Картины нового прошлого продолжали катить лавиной, мне хотелось остановить их, замазать краской. Хотя не все были страшные. Кое-что изменилось к лучшему: много лет назад мать сумела перебороть себя и ушла от отца, а незадолго до их развода рассталась со своим мужем и я. Собрала, наконец, свои вещи на радость не любившей меня свекрови, взяла четырёхлетнего Никитку и вернулась к родителям. Переварить и осмыслить всё, что случилось за последние два часа, было трудно.
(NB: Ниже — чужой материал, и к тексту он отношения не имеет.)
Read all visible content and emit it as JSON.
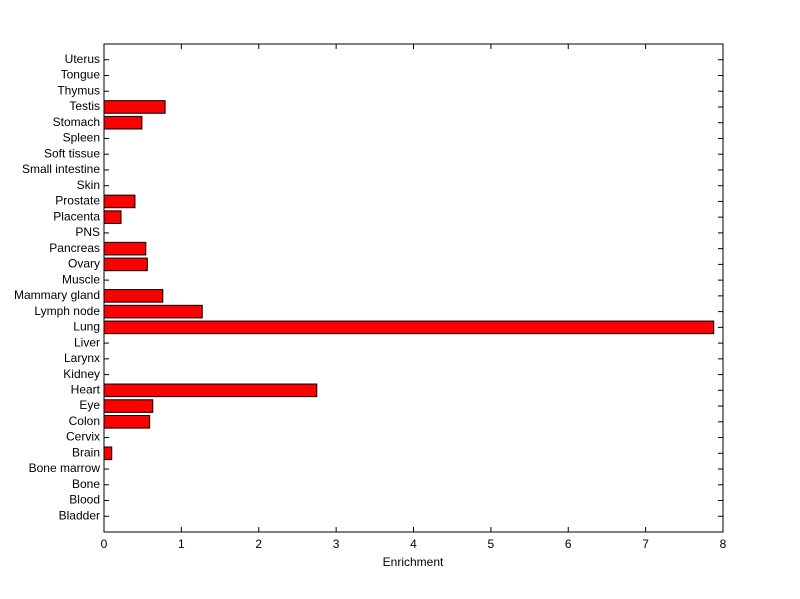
{
  "chart_data": {
    "type": "barh",
    "xlabel": "Enrichment",
    "categories": [
      "Bladder",
      "Blood",
      "Bone",
      "Bone marrow",
      "Brain",
      "Cervix",
      "Colon",
      "Eye",
      "Heart",
      "Kidney",
      "Larynx",
      "Liver",
      "Lung",
      "Lymph node",
      "Mammary gland",
      "Muscle",
      "Ovary",
      "Pancreas",
      "PNS",
      "Placenta",
      "Prostate",
      "Skin",
      "Small intestine",
      "Soft tissue",
      "Spleen",
      "Stomach",
      "Testis",
      "Thymus",
      "Tongue",
      "Uterus"
    ],
    "values": [
      0,
      0,
      0,
      0,
      0.1,
      0,
      0.59,
      0.63,
      2.75,
      0,
      0,
      0,
      7.88,
      1.27,
      0.76,
      0,
      0.56,
      0.54,
      0,
      0.22,
      0.4,
      0,
      0,
      0,
      0,
      0.49,
      0.79,
      0,
      0,
      0
    ],
    "color": "#ff0000",
    "xlim": [
      0,
      8
    ],
    "xticks": [
      0,
      1,
      2,
      3,
      4,
      5,
      6,
      7,
      8
    ]
  }
}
За этот короткий отрезок времени изменилась большая часть жизни – полтора десятилетия.
Но где же Никита?! Я в панике огляделась.
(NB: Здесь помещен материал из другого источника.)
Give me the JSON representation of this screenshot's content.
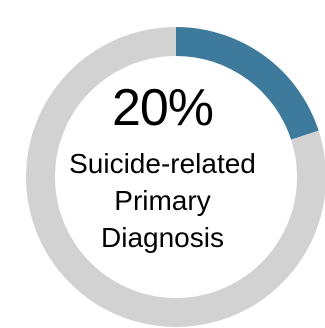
{
  "chart_data": {
    "type": "pie",
    "donut": true,
    "categories": [
      "Suicide-related Primary Diagnosis",
      ""
    ],
    "values": [
      20,
      80
    ],
    "percent_label": "20%",
    "center_label_lines": [
      "Suicide-related",
      "Primary",
      "Diagnosis"
    ],
    "colors": [
      "#3e7a9b",
      "#d2d2d2"
    ]
  }
}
– Привет, мам! – сказал он, входя в комнату с тарелкой в руках. – Мы с дедушкой ужинаем, присоединяйся.
Я подскочила к нему и обняла, как после долгой разлуки – в точности, как обнимала мать моего отца, когда он подарил ей букетик цветов.
– Что-то случилось? – удивился Никита.
– Ничего не случилось, просто рада тебя видеть, – и я чуть не разрыдалась от счастья, будто он воскрес из мёртвых.
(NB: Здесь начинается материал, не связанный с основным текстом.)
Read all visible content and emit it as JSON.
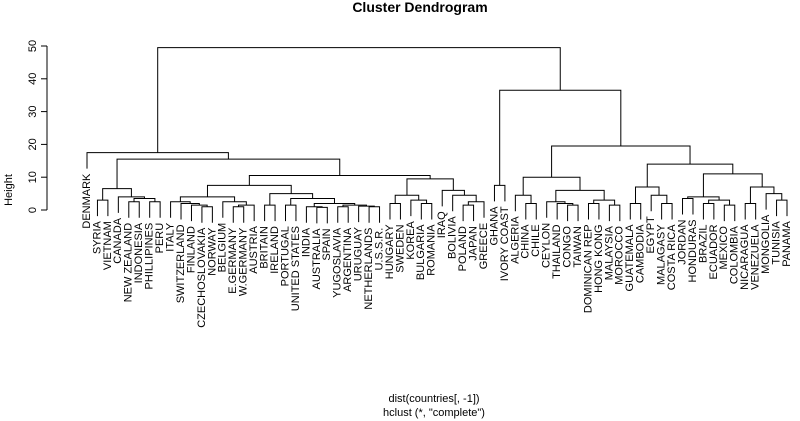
{
  "chart_data": {
    "type": "dendrogram",
    "title": "Cluster Dendrogram",
    "y_label": "Height",
    "x_label": "dist(countries[, -1])",
    "x_sublabel": "hclust (*, \"complete\")",
    "ylim": [
      0,
      50
    ],
    "yticks": [
      0,
      10,
      20,
      30,
      40,
      50
    ],
    "tree": {
      "height": 49.5,
      "children": [
        {
          "height": 17.5,
          "children": [
            "DENMARK",
            {
              "height": 15.5,
              "children": [
                {
                  "height": 6.5,
                  "children": [
                    {
                      "height": 3,
                      "children": [
                        "SYRIA",
                        "VIETNAM"
                      ]
                    },
                    {
                      "height": 4,
                      "children": [
                        "CANADA",
                        {
                          "height": 3.5,
                          "children": [
                            {
                              "height": 2.5,
                              "children": [
                                "NEW ZEALAND",
                                "INDONESIA"
                              ]
                            },
                            {
                              "height": 2.5,
                              "children": [
                                "PHILLIPINES",
                                "PERU"
                              ]
                            }
                          ]
                        }
                      ]
                    }
                  ]
                },
                {
                  "height": 10.5,
                  "children": [
                    {
                      "height": 7.5,
                      "children": [
                        {
                          "height": 4,
                          "children": [
                            {
                              "height": 2.5,
                              "children": [
                                "ITALY",
                                {
                                  "height": 2,
                                  "children": [
                                    "SWITZERLAND",
                                    {
                                      "height": 1.5,
                                      "children": [
                                        "FINLAND",
                                        {
                                          "height": 1,
                                          "children": [
                                            "CZECHOSLOVAKIA",
                                            "NORWAY"
                                          ]
                                        }
                                      ]
                                    }
                                  ]
                                }
                              ]
                            },
                            {
                              "height": 2.5,
                              "children": [
                                "BELGIUM",
                                {
                                  "height": 1.5,
                                  "children": [
                                    {
                                      "height": 1,
                                      "children": [
                                        "E.GERMANY",
                                        "W.GERMANY"
                                      ]
                                    },
                                    "AUSTRIA"
                                  ]
                                }
                              ]
                            }
                          ]
                        },
                        {
                          "height": 5,
                          "children": [
                            {
                              "height": 1.5,
                              "children": [
                                "BRITAIN",
                                "IRELAND"
                              ]
                            },
                            {
                              "height": 3.5,
                              "children": [
                                {
                                  "height": 1.5,
                                  "children": [
                                    "PORTUGAL",
                                    "UNITED STATES"
                                  ]
                                },
                                {
                                  "height": 2,
                                  "children": [
                                    {
                                      "height": 1,
                                      "children": [
                                        "INDIA",
                                        {
                                          "height": 0.8,
                                          "children": [
                                            "AUSTRALIA",
                                            "SPAIN"
                                          ]
                                        }
                                      ]
                                    },
                                    {
                                      "height": 1.5,
                                      "children": [
                                        {
                                          "height": 1,
                                          "children": [
                                            "YUGOSLAVIA",
                                            "ARGENTINA"
                                          ]
                                        },
                                        {
                                          "height": 1.2,
                                          "children": [
                                            "URUGUAY",
                                            {
                                              "height": 1,
                                              "children": [
                                                "NETHERLANDS",
                                                "U.S.S.R."
                                              ]
                                            }
                                          ]
                                        }
                                      ]
                                    }
                                  ]
                                }
                              ]
                            }
                          ]
                        }
                      ]
                    },
                    {
                      "height": 9.5,
                      "children": [
                        {
                          "height": 4.5,
                          "children": [
                            {
                              "height": 2,
                              "children": [
                                "HUNGARY",
                                "SWEDEN"
                              ]
                            },
                            {
                              "height": 3,
                              "children": [
                                "KOREA",
                                {
                                  "height": 2,
                                  "children": [
                                    "BULGARIA",
                                    "ROMANIA"
                                  ]
                                }
                              ]
                            }
                          ]
                        },
                        {
                          "height": 6,
                          "children": [
                            "IRAQ",
                            {
                              "height": 4.5,
                              "children": [
                                "BOLIVIA",
                                {
                                  "height": 2.5,
                                  "children": [
                                    {
                                      "height": 1.5,
                                      "children": [
                                        "POLAND",
                                        "JAPAN"
                                      ]
                                    },
                                    "GREECE"
                                  ]
                                }
                              ]
                            }
                          ]
                        }
                      ]
                    }
                  ]
                }
              ]
            }
          ]
        },
        {
          "height": 36.5,
          "children": [
            {
              "height": 7.5,
              "children": [
                "GHANA",
                "IVORY COAST"
              ]
            },
            {
              "height": 19.5,
              "children": [
                {
                  "height": 10,
                  "children": [
                    {
                      "height": 4.5,
                      "children": [
                        "ALGERIA",
                        {
                          "height": 2,
                          "children": [
                            "CHINA",
                            "CHILE"
                          ]
                        }
                      ]
                    },
                    {
                      "height": 6,
                      "children": [
                        {
                          "height": 2.5,
                          "children": [
                            "CEYLON",
                            {
                              "height": 2,
                              "children": [
                                "THAILAND",
                                {
                                  "height": 1.5,
                                  "children": [
                                    "CONGO",
                                    "TAIWAN"
                                  ]
                                }
                              ]
                            }
                          ]
                        },
                        {
                          "height": 3,
                          "children": [
                            {
                              "height": 2,
                              "children": [
                                "DOMINICAN REP",
                                "HONG KONG"
                              ]
                            },
                            {
                              "height": 1.5,
                              "children": [
                                "MALAYSIA",
                                "MOROCCO"
                              ]
                            }
                          ]
                        }
                      ]
                    }
                  ]
                },
                {
                  "height": 14,
                  "children": [
                    {
                      "height": 7,
                      "children": [
                        {
                          "height": 2,
                          "children": [
                            "GUATEMALA",
                            "CAMBODIA"
                          ]
                        },
                        {
                          "height": 4.5,
                          "children": [
                            "EGYPT",
                            {
                              "height": 2,
                              "children": [
                                "MALAGASY",
                                "COSTA RICA"
                              ]
                            }
                          ]
                        }
                      ]
                    },
                    {
                      "height": 11,
                      "children": [
                        {
                          "height": 4,
                          "children": [
                            {
                              "height": 3.5,
                              "children": [
                                "JORDAN",
                                "HONDURAS"
                              ]
                            },
                            {
                              "height": 3,
                              "children": [
                                {
                                  "height": 2,
                                  "children": [
                                    "BRAZIL",
                                    "ECUADOR"
                                  ]
                                },
                                {
                                  "height": 1.5,
                                  "children": [
                                    "MEXICO",
                                    "COLOMBIA"
                                  ]
                                }
                              ]
                            }
                          ]
                        },
                        {
                          "height": 7,
                          "children": [
                            {
                              "height": 2,
                              "children": [
                                "NICARAGUA",
                                "VENEZUELA"
                              ]
                            },
                            {
                              "height": 5,
                              "children": [
                                "MONGOLIA",
                                {
                                  "height": 3,
                                  "children": [
                                    "TUNISIA",
                                    "PANAMA"
                                  ]
                                }
                              ]
                            }
                          ]
                        }
                      ]
                    }
                  ]
                }
              ]
            }
          ]
        }
      ]
    }
  }
}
– Садись, сейчас принесу тебе поесть, –  сказал сын.
Я опустилась на стул напротив отца. Хмуро на меня посматривая, он с аппетитом жевал котлету. Выглядел он ужасно, намного старше своих лет. Лицо было в глубоких трещинах, как земля во время засухи. Тело лишилось всех мышц, сузилось. Трудно было поверить, что это был тот пышущий здоровьем удалец, которого я недавно видела на экране компьютера. Молодыми оставались только глаза, но изменилось их выражение – они горели злостью. Его переполняла необъяснимая ненависть ко всему на свете – разрушавшая его и одновременно дававшая ему силы. Несмотря на это, я по-прежнему его жалела. Потому что он был старый и беспомощный.
– Где ты была? – буркнул он.
– На работе.
– На какой работе! Уже ночь на дворе. Шляешься невесть где!
– Пап, перестань!
– Нечего мне рот затыкать! Я у себя дома! Что хочу, то и говорю! – мгновенно завёлся отец и повторил свои ежедневные угрозы: дескать, мы мечтаем выкинуть его на улицу, прибрать к рукам квартиру, но он не какой-то склеротик, которого можно обвести вокруг пальца, завтра же нас выпишет, а квартиру завещает добрым людям, которые не будут над ним измываться, не в пример нам с Никитой!.. Выкрикнул с гневом и показал нам кулак.
 – Пап, успокойся, никто тебя на улицу выкидывать не собирается, – сказала я, хотя спорить с ним и что-либо доказывать было бессмысленно. Повторяя изо дня в день одно и то же, он в итоге поверил в то, в чём нас обвинял. Как и в то, что он знаменитый учёный, продвинул вперёд науку, получил массу наград за свои открытия, что Брежнев лично жал ему руку на каком-то там съезде. Эти сказки были следствием той же водки, отнявшей у него всё, чем он хвастался. Никита, в отличие от меня, к его небылицам относился снисходительно, даже делал вид, что верит.
«Старый же человек, какие ещё у него радости, пускай себе болтает», – говорил он.
«Но он же выставляет себя в глупом виде. Все знают, что никаких достижений нет», – возражала я.
«Какая разница. Он же никому этим вреда не причиняет».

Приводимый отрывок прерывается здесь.